Tuesday, November 30, 2010

Cheers for Rosé Revolutionaries

Two Yarra Valley Aussies have declared the Rosé Revolution. Starting today, November 30, the last day of spring in the Southern Hemisphere, Leanne De Bortoli and Stephen Webber have summoned corks to pop worldwide to herald the inaugural Rosé Day.

De Bortoli and Webber want to see rosé take its place as a contender on the world's wine stage, even if rosé isn't quite as serious as many reds, whites, ports, and bubblies. Rather, these Rosé Revolutionaries seek to give rosé respect as dry tasty pinks with texture and finesse to satisfy any wine lover.

While international wine-makers have gravitated towards nuanced rosé production worthy of more refined enjoyment, many still perceive rosé as a one-dimensional, syrupy or candy-like beverage with an alcoholic kick. Blame the cotton-candy we ate as kids or little girls' pink clothing for cementing an association between pink and sweetness. Some rosé snobs point to White Zinfandel to explain their scorn. But the blush wines known as white zins today are produced differently from rosés, with a vastly different result.

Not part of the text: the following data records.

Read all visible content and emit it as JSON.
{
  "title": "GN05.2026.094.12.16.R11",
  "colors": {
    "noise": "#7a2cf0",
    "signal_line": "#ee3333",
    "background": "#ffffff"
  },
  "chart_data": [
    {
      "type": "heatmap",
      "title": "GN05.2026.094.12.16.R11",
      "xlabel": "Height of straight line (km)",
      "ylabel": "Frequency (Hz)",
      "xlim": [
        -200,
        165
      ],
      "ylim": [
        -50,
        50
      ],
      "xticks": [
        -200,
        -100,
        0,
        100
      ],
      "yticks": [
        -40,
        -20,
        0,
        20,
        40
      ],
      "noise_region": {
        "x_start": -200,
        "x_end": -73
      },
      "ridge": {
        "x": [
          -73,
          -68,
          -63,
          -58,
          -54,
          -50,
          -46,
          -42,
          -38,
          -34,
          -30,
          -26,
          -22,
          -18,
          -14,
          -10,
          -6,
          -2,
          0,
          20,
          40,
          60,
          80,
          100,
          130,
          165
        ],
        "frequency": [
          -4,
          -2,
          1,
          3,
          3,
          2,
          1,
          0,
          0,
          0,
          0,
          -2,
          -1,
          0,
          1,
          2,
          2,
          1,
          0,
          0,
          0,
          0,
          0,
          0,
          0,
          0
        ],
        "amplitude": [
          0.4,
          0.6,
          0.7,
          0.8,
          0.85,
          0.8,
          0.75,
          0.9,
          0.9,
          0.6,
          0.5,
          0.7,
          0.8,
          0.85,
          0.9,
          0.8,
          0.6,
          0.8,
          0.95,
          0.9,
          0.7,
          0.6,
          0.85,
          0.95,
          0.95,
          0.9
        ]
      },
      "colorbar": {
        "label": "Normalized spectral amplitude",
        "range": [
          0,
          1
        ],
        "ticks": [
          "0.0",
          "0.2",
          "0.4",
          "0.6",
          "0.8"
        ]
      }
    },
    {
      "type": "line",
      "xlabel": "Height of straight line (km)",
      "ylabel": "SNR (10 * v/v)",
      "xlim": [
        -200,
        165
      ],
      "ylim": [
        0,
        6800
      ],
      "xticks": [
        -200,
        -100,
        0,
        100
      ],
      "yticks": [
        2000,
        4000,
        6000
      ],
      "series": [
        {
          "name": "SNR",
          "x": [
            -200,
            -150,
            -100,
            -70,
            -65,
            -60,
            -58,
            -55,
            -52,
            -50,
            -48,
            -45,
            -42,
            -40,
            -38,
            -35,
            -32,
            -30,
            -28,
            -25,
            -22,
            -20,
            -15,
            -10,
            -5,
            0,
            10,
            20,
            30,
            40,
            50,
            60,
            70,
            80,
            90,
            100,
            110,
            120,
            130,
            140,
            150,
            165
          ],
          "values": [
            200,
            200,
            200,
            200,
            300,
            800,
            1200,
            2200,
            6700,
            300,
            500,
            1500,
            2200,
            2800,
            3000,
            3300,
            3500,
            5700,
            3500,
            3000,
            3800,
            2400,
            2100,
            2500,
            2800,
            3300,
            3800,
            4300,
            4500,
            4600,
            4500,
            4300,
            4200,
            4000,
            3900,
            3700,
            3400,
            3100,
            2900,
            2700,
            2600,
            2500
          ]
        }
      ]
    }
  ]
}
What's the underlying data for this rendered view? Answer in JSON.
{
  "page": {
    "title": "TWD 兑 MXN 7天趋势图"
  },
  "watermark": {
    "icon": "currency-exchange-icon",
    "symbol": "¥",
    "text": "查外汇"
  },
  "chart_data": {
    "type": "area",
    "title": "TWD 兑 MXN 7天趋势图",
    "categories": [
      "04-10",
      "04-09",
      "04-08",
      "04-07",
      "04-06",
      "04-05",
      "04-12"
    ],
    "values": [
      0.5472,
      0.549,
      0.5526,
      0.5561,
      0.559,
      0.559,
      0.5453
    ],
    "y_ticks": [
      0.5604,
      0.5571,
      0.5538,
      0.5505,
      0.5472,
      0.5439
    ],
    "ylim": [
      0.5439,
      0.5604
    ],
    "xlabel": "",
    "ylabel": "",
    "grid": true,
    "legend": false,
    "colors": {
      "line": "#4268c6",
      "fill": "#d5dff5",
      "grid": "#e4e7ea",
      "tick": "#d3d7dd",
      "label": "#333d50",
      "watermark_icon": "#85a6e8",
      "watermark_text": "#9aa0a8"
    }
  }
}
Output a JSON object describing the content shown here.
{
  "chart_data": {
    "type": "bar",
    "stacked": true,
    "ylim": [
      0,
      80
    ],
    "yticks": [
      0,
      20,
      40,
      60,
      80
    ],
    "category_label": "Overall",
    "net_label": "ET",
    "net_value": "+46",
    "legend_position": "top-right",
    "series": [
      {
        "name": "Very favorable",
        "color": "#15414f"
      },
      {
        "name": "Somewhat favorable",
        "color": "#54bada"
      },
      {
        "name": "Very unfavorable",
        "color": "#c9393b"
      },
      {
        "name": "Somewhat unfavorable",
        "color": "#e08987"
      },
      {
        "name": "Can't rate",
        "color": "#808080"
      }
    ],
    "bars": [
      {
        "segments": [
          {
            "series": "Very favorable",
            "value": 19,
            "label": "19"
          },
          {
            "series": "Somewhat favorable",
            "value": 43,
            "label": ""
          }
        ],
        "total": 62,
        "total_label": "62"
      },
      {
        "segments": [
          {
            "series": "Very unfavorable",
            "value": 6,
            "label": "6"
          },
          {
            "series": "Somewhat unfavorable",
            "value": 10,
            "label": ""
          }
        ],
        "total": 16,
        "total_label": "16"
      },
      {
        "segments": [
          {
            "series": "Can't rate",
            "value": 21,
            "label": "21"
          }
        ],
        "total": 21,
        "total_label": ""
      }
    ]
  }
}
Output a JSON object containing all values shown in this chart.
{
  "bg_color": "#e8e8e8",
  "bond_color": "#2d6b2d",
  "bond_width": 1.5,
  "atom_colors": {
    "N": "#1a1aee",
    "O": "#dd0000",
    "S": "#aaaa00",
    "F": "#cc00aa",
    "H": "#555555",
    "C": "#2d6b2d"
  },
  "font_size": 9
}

The runaway success of White Zinfandel began in 1975 with a wine-making goof at Sutter Home. As told by Bob Trinchero, the mistake involved free-run juice bled off from red Zinfandel grapes. Instead of being fermented to dryness, uncooperative yeast "stuck" the fermentation process, yielding a wine with excess sugar content. Trinchero tasted that slightly pink, sweet wine and decided it was good and different enough to bottle. The rest is history. With a decision that unleashed a sugar-rush of sales, Sutter Home catapulted to success as the second largest independent family-owned winery in the country. In fact, fallout from the White Zinfandel success story is more worthy of praise than scorn. By popularizing Zinfandel in general, Sutter Home's triumph also helped reverse the decline of red Zinfandel viticulture and gave legions of wine newbies their first introduction to the world of wine.

Today's New World rosés look and taste much like their counterparts in the Old World, where the popularity of rosé has never wavered. From tony tourist towns of Provence to sleepy coastal fishing villages along the Mediterranean basin, rosé is a dependable partner for a bevy of fish dishes, fowl, lighter meats, vegetables, legumes, cheeses and dishes with figs or sweeter nuts such as pistachios. Pale or salmon-pink to the pour, these dry roses offer floral and fruity aromas with fresh strawberry to juicy watermelon flavors, often with a delicate streak of dried herbs or a hint of cinnamon spice or nutmeg on the finish.

However you're wired to think about pink, there's a fresh face to rosé that's chiseled, racy and sure to please. A sip of Domaine Tempier Bandol 2009 Rosé at Chez Panisse shows how savory-crisp, food-friendly and sophisticated rosé can be. Try other rosés made from Grenache, Sangiovese, Cabernet Franc or Nebbiolo to discover textured and delicate roses or a lush fruit-bombshell worthy of a pop on a hot summer day. In order words, rosé has come calling and today's as good a day as any to take her on. Vive la Rosé Revolution!